Tuesday, November 30, 2021

 Well it has been a while since I've sat down and updated the blog but lots was going on this summer besides the pandemic chaos. I spent over 100 days in the field banding and am still working on wrapping up the records for this season. I'll post more on that later.

What I'd like to talk about today is a rare bird that showed up in Minnesota 3 days ago. A Ross' Gull, which is a far northern species usually seen in Alaska and Siberia, somehow found its way to a sandbar at the confluence of the Mississippi River and the St. Croix River at Prescott, Wisconsin. Prescott is just across the river from Washington County, Minnesota at Point Douglas Park.

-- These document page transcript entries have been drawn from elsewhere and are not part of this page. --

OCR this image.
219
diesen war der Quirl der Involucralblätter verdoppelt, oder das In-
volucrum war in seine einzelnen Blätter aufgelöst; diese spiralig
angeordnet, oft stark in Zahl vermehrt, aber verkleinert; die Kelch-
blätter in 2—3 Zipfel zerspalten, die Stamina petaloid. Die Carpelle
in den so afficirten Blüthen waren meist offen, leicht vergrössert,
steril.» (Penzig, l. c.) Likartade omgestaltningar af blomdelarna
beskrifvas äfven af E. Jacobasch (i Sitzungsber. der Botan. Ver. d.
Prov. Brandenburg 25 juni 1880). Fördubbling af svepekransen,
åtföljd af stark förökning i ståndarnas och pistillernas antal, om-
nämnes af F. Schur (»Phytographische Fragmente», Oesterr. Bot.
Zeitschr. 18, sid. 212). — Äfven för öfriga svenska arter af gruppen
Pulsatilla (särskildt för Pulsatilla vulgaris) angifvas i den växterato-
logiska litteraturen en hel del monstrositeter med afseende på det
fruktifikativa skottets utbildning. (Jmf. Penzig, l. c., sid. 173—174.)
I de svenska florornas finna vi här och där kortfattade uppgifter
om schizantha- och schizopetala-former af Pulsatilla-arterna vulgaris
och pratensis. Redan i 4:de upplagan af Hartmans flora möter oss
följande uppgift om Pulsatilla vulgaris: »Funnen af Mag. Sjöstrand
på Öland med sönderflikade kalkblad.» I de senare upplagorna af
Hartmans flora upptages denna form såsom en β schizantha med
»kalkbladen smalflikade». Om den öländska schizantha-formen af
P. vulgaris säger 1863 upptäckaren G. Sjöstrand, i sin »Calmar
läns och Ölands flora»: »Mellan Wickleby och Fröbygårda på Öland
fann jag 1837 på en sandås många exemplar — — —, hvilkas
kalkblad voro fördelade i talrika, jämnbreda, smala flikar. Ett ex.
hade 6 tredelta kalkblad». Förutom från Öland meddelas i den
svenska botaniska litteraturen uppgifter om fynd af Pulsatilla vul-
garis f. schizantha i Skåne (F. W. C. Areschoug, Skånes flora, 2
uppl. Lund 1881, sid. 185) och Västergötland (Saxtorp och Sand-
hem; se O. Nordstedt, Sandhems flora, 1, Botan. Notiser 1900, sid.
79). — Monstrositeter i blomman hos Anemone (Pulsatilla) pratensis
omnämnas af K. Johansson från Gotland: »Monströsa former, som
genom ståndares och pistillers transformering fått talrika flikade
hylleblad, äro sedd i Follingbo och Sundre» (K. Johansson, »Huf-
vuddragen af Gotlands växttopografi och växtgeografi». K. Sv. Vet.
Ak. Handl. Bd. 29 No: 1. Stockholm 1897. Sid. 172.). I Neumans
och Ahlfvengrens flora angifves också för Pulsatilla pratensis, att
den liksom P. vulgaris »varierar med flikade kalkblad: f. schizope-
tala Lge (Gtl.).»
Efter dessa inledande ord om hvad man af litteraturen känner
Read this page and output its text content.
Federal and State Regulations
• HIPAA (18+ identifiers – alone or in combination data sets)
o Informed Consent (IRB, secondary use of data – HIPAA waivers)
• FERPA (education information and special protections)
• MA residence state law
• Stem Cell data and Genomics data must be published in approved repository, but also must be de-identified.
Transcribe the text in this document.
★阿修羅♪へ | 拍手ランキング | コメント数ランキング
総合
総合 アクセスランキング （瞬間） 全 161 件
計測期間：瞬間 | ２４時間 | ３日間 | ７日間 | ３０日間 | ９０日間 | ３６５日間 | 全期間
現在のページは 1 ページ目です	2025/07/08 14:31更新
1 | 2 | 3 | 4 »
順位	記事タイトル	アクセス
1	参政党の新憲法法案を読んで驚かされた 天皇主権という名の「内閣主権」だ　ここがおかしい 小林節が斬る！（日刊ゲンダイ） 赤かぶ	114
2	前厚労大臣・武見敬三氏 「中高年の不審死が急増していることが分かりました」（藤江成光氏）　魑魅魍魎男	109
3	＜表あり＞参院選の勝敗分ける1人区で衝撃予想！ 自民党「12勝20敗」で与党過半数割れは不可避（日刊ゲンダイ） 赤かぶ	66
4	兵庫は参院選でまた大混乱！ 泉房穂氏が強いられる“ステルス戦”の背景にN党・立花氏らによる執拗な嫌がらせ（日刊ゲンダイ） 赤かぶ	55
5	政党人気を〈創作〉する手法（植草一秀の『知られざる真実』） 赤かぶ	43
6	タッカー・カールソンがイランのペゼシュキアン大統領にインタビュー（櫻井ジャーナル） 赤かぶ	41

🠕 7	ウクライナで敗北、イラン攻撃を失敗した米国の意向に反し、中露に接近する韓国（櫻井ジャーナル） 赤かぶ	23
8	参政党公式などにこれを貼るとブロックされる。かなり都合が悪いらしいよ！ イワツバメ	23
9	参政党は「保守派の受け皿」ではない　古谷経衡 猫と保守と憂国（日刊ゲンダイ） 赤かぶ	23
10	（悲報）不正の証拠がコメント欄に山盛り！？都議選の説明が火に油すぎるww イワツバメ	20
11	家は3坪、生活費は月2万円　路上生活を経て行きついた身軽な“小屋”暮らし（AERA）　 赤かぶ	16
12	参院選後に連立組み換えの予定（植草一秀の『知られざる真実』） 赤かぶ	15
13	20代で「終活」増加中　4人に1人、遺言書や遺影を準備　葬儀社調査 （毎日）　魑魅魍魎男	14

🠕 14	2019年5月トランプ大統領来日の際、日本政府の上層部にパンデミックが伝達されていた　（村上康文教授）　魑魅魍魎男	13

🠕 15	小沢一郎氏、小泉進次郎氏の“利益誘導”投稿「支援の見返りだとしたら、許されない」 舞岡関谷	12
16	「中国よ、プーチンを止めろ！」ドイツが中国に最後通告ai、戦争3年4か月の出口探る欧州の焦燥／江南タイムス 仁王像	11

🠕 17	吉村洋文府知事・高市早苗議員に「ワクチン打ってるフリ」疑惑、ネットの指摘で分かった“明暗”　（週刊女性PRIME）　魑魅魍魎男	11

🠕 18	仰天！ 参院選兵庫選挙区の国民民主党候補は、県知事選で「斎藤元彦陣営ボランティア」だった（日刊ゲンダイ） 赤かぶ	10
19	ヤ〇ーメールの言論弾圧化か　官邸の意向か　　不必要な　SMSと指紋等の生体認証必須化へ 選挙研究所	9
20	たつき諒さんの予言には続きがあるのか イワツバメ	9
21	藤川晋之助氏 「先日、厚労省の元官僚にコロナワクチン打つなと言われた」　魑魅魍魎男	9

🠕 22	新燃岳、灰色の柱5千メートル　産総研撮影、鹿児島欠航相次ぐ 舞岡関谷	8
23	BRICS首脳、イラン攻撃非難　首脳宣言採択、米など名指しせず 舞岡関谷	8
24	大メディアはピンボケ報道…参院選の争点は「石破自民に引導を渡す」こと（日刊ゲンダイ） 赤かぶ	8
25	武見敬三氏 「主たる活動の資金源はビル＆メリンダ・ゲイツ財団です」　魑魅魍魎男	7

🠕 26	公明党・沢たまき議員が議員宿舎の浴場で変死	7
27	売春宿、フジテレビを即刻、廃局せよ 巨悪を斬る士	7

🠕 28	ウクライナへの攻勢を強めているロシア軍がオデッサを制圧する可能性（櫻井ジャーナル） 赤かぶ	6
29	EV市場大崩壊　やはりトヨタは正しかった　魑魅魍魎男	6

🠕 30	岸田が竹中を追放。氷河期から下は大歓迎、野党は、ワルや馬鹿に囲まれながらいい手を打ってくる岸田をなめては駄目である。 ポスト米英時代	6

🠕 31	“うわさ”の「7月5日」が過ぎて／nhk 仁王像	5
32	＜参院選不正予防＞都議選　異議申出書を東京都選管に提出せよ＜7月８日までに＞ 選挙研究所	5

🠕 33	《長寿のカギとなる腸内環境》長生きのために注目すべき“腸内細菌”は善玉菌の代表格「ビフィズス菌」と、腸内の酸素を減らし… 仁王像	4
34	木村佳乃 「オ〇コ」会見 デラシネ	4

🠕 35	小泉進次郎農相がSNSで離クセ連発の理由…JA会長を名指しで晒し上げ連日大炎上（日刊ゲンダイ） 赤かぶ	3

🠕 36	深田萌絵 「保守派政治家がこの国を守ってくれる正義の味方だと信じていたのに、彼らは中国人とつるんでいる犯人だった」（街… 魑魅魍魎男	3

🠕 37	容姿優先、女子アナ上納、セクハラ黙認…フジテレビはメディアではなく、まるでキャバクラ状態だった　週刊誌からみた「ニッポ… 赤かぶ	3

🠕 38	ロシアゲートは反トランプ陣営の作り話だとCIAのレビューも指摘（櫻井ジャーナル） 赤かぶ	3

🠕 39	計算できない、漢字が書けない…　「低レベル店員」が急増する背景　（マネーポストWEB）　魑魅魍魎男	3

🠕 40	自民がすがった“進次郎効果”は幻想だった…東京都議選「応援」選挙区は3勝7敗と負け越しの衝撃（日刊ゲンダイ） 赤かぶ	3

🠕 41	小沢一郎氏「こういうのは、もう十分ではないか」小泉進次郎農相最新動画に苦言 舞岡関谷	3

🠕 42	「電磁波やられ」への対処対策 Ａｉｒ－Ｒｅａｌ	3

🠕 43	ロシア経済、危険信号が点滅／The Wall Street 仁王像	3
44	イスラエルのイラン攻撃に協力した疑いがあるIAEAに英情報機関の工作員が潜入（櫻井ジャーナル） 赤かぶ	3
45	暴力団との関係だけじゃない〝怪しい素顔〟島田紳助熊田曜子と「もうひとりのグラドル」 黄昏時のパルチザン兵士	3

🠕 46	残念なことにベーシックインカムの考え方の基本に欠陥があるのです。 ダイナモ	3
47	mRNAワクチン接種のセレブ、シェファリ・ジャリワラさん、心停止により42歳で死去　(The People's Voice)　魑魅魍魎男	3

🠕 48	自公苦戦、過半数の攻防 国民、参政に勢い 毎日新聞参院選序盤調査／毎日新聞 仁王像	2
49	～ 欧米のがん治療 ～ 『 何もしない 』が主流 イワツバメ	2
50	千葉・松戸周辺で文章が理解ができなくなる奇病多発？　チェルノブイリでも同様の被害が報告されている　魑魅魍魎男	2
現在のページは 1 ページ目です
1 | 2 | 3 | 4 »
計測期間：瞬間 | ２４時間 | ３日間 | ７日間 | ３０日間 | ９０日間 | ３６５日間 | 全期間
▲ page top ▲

                                             Juvenile Ross' Gull at Point Douglas Park, Minnesota

I'm not one to make a habit of chasing rare birds but this is a bird that I would never have expected to see in Minnesota, if ever. When it shows up so close to home though I had to make the attempt. This is a really cooperative bird and seem unfazed by all the people looking for it. It spends most of the time on the water under the railroad bridge that crosses the river or on the sandbar that is formed on the Minnesota side of the river. The only thing that seems to agitate the bird is the trains that rumble across the bridge occasionally.

Yesterday the birding gods were smiling because not only did I get great looks at the bird, the weather was unusually warm and sunny. It was the perfect day to look for birds, not just mega-rare birds. As we birders are getting ready to wrap up the year lists from 2021 and start a new one on 1-1-22 it's nice to add a tick or two on the checklist so late in the year.

The bird has stayed for 4 days now so if you haven't had a chance to get down to see it you still have time.